Saturday, January 16, 2010

Right on a Wrong-Way Street

I'm definitely not losing it. Driving the wrong way down a one way street is such stereotypical behavior for senior citizens, which, by the way, I'm not. Remember, 60 is the new 59 and 1/2.

I was overtaxed and over burdened. I had a lot on my mind. I wasn't used to this way home because, being overtaxed and over burdened, I'd missed my exit, which, being Atlanta, I think they moved. The stupid driver in front of me had his stupid turn signal on, making me move into his lane because that's what I wanted to do - turn. Then he (I'm pretty sure it was a he, being that he did something so stupid) wimped out and carried on, going straight ahead.

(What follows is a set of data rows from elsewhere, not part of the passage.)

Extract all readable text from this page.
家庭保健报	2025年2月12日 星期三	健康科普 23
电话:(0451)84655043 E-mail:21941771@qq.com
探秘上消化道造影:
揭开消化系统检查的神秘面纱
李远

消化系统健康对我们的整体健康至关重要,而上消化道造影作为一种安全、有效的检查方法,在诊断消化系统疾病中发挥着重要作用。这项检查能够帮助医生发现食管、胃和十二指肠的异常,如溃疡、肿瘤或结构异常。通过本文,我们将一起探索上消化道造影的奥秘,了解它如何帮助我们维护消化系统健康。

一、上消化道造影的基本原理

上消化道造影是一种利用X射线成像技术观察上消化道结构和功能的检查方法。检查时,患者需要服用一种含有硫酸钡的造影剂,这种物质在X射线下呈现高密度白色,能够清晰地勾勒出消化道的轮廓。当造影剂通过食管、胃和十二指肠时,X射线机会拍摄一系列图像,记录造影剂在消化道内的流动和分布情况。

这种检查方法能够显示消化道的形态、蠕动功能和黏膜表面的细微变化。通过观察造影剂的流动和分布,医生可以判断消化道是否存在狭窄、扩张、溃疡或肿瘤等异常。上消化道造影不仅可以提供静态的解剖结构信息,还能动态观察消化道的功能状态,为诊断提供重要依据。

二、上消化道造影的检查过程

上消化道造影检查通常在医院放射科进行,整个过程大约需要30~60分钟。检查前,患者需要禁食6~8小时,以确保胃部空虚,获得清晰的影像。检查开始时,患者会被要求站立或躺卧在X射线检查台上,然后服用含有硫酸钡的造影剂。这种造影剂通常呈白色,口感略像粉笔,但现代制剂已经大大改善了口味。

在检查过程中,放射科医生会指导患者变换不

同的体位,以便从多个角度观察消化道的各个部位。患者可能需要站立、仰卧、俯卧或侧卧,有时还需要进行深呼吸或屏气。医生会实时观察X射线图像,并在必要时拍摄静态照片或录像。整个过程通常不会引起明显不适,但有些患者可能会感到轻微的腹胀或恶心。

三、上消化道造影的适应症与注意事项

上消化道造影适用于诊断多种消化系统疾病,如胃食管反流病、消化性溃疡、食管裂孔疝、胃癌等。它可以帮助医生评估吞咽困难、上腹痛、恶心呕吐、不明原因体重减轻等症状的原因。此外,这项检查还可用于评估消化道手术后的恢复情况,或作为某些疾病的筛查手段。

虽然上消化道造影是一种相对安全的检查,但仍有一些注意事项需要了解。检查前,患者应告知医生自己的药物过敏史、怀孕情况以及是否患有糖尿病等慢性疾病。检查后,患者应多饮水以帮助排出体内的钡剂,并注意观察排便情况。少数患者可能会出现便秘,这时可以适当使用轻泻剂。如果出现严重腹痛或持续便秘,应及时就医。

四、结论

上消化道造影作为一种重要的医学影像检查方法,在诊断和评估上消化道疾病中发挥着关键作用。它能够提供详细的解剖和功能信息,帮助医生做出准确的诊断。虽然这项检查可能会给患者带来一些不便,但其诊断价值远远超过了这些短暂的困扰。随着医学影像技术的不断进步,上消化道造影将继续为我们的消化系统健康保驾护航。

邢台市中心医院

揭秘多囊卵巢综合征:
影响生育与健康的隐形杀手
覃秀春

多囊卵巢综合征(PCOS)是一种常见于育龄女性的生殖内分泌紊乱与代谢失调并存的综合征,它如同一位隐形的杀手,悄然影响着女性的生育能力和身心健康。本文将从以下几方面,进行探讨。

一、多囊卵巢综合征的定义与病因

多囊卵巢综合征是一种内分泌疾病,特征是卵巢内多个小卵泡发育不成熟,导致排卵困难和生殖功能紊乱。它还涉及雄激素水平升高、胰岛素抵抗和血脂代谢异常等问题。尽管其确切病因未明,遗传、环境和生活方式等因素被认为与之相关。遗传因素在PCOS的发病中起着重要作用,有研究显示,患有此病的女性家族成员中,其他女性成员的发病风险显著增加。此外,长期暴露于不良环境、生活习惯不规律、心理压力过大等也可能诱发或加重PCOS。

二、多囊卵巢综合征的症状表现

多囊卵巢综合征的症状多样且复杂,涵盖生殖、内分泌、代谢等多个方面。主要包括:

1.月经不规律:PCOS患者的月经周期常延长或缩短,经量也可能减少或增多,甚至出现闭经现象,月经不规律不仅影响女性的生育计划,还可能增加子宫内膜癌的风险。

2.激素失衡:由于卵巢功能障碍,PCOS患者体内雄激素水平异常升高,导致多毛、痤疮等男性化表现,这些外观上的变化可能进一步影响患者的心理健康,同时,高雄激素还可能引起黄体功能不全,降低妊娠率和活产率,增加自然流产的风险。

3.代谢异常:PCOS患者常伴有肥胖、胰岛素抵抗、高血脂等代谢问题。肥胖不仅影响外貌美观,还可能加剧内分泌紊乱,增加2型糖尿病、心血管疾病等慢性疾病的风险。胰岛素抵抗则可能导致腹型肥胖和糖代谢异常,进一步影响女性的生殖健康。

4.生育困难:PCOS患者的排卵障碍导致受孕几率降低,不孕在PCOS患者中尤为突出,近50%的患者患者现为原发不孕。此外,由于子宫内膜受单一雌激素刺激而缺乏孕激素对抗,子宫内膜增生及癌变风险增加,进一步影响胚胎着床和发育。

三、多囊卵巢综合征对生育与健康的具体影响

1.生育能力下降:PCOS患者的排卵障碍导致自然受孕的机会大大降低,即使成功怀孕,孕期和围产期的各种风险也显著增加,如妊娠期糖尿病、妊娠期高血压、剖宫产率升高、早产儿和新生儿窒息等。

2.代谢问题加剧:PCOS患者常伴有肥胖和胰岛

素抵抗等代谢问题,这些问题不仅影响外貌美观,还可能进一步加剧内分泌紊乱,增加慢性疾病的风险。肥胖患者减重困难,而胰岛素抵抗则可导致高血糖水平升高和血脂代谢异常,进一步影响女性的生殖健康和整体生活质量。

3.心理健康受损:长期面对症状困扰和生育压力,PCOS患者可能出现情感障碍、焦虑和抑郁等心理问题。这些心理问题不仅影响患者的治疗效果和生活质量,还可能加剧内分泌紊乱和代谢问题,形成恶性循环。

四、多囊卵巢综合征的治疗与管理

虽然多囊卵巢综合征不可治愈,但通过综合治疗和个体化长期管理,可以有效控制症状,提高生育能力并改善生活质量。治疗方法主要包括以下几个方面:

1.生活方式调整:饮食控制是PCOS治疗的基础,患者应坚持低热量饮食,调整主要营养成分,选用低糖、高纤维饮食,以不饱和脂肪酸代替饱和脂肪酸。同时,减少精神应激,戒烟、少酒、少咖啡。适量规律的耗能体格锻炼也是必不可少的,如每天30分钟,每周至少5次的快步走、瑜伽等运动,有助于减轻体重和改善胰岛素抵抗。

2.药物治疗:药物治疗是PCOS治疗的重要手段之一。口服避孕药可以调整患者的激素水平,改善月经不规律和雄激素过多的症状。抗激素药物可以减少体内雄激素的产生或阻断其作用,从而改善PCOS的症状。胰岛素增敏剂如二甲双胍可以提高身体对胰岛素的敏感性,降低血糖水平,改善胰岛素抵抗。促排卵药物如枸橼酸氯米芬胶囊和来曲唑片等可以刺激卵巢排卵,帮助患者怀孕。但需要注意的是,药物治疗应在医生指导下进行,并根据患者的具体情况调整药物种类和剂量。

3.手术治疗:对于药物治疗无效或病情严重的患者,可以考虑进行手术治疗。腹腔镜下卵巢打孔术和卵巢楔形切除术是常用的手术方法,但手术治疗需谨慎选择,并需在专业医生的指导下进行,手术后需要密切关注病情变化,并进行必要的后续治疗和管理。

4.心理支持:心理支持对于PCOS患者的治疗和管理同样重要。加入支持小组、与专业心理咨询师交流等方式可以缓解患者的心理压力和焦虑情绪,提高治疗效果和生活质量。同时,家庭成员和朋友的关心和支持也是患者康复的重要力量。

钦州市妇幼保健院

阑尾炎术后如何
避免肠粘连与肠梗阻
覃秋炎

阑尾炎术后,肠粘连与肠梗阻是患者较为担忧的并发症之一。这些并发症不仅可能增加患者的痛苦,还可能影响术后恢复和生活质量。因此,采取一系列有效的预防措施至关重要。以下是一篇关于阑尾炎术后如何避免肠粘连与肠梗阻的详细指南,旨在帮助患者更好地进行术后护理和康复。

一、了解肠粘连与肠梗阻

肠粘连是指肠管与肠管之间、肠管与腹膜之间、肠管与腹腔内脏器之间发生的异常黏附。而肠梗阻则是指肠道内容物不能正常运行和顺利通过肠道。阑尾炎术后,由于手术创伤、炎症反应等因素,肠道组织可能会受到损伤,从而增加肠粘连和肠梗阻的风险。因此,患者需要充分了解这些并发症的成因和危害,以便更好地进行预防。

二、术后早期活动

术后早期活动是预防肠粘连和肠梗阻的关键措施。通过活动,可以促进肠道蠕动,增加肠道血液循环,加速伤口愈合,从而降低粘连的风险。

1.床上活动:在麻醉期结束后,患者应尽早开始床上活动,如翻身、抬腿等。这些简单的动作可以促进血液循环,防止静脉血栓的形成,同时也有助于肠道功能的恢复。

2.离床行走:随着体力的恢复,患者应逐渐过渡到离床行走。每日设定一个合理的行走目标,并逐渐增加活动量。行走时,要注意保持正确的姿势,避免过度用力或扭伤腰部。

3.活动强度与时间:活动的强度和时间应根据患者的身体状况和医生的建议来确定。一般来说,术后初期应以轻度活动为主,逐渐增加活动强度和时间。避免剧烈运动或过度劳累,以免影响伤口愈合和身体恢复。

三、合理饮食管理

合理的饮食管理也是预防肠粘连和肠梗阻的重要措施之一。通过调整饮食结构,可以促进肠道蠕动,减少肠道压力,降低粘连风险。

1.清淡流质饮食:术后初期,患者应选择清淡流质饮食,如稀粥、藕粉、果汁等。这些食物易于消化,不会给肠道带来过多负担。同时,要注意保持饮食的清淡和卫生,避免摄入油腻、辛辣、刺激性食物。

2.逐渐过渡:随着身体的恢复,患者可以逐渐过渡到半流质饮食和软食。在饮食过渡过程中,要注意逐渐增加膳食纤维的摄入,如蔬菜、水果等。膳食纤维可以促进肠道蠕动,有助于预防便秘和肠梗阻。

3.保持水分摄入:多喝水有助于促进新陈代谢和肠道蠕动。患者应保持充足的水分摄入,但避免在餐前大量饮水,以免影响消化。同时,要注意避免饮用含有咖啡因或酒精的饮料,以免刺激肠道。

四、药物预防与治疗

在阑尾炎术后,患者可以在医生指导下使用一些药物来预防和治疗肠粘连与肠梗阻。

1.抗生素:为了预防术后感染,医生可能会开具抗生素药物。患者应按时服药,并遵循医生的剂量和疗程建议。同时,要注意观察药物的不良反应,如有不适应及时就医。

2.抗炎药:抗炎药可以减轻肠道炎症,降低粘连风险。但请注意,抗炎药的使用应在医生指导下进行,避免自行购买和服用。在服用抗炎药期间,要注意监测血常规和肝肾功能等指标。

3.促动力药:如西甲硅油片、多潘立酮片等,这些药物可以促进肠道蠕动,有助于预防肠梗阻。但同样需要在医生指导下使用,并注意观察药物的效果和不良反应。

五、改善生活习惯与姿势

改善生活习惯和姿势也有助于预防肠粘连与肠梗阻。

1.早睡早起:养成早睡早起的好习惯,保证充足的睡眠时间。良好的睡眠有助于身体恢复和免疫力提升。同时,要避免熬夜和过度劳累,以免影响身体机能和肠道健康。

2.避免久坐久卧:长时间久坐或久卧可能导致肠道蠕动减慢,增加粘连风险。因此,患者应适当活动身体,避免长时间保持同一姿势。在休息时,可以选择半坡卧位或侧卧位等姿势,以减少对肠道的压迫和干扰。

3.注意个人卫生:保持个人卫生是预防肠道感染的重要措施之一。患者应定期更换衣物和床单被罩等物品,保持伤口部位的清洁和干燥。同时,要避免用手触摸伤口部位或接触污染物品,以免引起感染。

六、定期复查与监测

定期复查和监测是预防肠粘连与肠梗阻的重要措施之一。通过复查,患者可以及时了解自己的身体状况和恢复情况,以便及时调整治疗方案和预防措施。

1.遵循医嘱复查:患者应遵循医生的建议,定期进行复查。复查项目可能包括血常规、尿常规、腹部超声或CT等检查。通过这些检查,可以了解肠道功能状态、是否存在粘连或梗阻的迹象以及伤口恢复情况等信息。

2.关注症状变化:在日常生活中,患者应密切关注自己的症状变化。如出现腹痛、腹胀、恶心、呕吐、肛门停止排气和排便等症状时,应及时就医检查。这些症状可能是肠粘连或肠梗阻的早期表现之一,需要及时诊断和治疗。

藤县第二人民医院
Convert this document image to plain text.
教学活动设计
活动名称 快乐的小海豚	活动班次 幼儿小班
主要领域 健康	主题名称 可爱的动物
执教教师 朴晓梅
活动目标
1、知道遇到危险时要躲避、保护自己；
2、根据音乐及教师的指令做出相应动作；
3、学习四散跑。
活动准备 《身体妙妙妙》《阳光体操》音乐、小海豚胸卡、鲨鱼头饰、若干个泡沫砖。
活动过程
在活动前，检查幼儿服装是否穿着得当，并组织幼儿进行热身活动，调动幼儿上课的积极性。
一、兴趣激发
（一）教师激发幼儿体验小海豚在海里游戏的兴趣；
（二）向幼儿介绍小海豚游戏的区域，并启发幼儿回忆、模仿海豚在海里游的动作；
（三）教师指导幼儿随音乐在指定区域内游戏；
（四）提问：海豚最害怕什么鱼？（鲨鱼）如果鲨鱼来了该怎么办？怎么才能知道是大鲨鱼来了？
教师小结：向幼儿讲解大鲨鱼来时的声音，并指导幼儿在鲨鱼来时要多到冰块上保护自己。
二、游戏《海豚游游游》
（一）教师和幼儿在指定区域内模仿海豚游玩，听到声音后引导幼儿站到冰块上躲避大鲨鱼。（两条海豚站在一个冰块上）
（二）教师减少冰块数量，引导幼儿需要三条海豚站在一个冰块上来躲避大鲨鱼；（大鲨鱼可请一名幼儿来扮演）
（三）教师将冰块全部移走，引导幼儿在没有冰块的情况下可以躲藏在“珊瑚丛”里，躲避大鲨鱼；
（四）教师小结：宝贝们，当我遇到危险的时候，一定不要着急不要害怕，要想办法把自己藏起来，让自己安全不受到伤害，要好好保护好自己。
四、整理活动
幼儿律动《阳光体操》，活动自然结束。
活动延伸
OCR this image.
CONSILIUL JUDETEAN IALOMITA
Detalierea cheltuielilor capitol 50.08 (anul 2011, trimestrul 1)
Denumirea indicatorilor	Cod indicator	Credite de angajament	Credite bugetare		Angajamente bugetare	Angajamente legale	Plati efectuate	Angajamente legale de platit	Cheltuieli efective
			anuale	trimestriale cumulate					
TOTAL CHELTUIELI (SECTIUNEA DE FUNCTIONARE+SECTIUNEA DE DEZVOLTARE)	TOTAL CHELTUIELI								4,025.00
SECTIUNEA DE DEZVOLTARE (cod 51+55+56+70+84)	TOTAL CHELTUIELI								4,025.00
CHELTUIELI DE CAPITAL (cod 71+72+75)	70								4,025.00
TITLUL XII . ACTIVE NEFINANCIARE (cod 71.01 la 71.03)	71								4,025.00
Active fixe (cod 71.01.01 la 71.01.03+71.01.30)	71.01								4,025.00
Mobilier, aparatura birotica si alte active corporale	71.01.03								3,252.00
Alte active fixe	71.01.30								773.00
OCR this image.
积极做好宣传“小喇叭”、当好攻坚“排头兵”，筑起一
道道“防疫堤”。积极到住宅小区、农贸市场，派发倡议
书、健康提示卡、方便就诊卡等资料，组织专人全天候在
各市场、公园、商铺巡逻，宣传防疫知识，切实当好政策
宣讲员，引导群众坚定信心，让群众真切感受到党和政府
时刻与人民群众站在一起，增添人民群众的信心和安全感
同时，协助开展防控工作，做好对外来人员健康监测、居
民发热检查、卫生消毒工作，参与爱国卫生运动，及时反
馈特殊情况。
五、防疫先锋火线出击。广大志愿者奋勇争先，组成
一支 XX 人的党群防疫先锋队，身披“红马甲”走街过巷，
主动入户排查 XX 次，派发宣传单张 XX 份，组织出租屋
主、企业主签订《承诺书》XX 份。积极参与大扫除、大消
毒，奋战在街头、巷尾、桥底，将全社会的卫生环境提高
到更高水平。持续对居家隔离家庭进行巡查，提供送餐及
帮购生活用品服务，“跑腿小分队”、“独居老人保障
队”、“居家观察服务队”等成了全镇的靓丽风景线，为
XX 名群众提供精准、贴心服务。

So, apparently, I turned onto a one-way street that just happened to be going the one way I wasn't going. And, adding to the problem was that it wasn't just a little street. It was a big old four-lane boulevard with all lanes looking at me as I carefully made my way, both hands on the wheel at 11 and 3, in the far right lane, which turned out to be the far left lane going the other way.

The happy part of this story is I'm still here. The sad part is nobody shot me the bird, nobody screamed obscenities, nobody feigned a near-death collision. One person did politely tap on his horn and point, not with his bird finger, the way I was supposed to be going.

But I don't think the other drivers' politeness was because they were saying something like, "Oh look at the old lady driving the wrong way, I don't want to scare her and make her have a heart attack" or anything like that. I think it's because they were so impressed by the fact that I was driving so carefully, not to mention slowly, up the down-only Juniper Street in Atlanta, during rush hour traffic.